Ratgeber

Fusseln ade! So bleibt die Wohnung staubfrei

Ein leistungsstarker Staubsauger darf in keinem Haushalt fehlen. Doch auch mit anderen Methoden lässt sich der Staub gut entfernen oder wird gar vermieden.

Feuchtes Staubwischen hält länger: Durch die Feuchtigkeit an einem nassen Lappen werden auch kleinere Partikel gebunden, so verhindert sich das Ausbreiten von Staub.

Trocken Staub entfernen: Es lohnt sich, zwischendurch mal den Staubwedel auszupacken und über Gegenstände wie Bücher oder Lampen zu wischen.

Teppich oder Türvorleger nicht in der Wohnung ausklopfen: Auf solchen Textilien sammeln sich oft viele Staubpartikel. Daher lieber im Freien ausklopfen.

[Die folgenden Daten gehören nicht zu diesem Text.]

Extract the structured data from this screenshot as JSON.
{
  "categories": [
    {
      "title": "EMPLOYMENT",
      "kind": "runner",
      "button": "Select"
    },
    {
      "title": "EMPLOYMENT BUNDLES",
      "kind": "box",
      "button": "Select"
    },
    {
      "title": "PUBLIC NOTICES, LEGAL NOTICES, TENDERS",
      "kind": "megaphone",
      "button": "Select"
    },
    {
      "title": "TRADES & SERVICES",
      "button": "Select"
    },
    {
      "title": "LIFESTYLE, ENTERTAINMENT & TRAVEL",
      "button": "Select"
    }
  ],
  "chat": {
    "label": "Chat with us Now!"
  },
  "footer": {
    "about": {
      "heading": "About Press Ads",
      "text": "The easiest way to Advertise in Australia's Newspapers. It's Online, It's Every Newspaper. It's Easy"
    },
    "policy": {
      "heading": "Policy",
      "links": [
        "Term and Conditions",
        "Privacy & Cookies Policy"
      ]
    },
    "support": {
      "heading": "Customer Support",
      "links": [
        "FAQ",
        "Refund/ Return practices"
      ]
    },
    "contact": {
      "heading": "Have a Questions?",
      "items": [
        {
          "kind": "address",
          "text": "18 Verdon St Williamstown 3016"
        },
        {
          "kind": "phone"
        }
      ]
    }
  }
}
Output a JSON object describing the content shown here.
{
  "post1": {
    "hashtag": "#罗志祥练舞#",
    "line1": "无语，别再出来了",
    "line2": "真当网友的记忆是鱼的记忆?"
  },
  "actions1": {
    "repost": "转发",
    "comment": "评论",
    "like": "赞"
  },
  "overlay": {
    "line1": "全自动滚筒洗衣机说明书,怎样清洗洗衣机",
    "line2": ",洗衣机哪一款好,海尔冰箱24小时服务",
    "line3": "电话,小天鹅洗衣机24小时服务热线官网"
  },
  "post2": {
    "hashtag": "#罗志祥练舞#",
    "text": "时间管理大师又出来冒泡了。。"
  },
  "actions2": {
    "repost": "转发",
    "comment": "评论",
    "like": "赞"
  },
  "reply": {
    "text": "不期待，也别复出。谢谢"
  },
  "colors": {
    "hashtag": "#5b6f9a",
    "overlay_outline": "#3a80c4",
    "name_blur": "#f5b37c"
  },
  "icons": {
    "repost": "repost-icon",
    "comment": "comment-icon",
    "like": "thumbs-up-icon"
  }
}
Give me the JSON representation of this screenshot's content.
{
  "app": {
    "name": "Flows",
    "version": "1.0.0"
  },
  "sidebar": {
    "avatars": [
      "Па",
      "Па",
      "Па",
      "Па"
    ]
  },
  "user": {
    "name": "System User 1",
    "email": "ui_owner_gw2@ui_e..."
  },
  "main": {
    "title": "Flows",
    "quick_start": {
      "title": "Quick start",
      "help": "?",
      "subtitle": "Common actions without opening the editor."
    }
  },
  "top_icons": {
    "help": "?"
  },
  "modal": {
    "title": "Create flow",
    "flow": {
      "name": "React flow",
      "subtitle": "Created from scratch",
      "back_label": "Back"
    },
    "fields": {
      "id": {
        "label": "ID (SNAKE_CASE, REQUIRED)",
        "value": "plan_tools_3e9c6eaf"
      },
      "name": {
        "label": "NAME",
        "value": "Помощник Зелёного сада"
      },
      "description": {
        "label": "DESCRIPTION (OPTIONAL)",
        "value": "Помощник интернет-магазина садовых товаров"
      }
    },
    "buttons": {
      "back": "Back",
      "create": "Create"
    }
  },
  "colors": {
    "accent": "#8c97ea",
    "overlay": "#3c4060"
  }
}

Räume richtig lüften: Durch offene Fenster haben Staub und Schmutz ein leichtes Spiel. Daher sollte man lieber auf mehrere kurze Stoßlüftungen setzen, statt längere Zeit die Fenster aufzulassen.

Zimmerpflanzen als natürliche Staubfilter: An Pflanzen mit rauen Blättern, wie etwa Orchideen, sammelt sich der Staub und verteilt sich somit nicht durch den Raum. Außerdem sorgen Pflanzen für ein gesundes Raumklima.

Luftfeuchtigkeit erzeugen: Feuchte Raumluft bindet kleine Partikel und reduziert somit den Staub auf Oberflächen. Auch hierbei können Pflanzen helfen, oder ...

... Luftbefeuchter-Geräte, die teils sogar spezielle Staubfilter haben. Ideal ist eine Luftfeuchtigkeit zwischen 30 und 50 Prozent.

Staubfänger entfernen: An Dekoartikeln wie Kissen oder Bildern bildet sich oft schnell und viel Staub. Wer nicht darauf verzichten kann, sollte diese regelmäßig gründlich reinigen.

Auch Betten sind echte Staubfänger. Deshalb: Die Bettdecke regelmäßig ausschütteln, am besten auf dem Balkon oder aus dem Fenster heraus.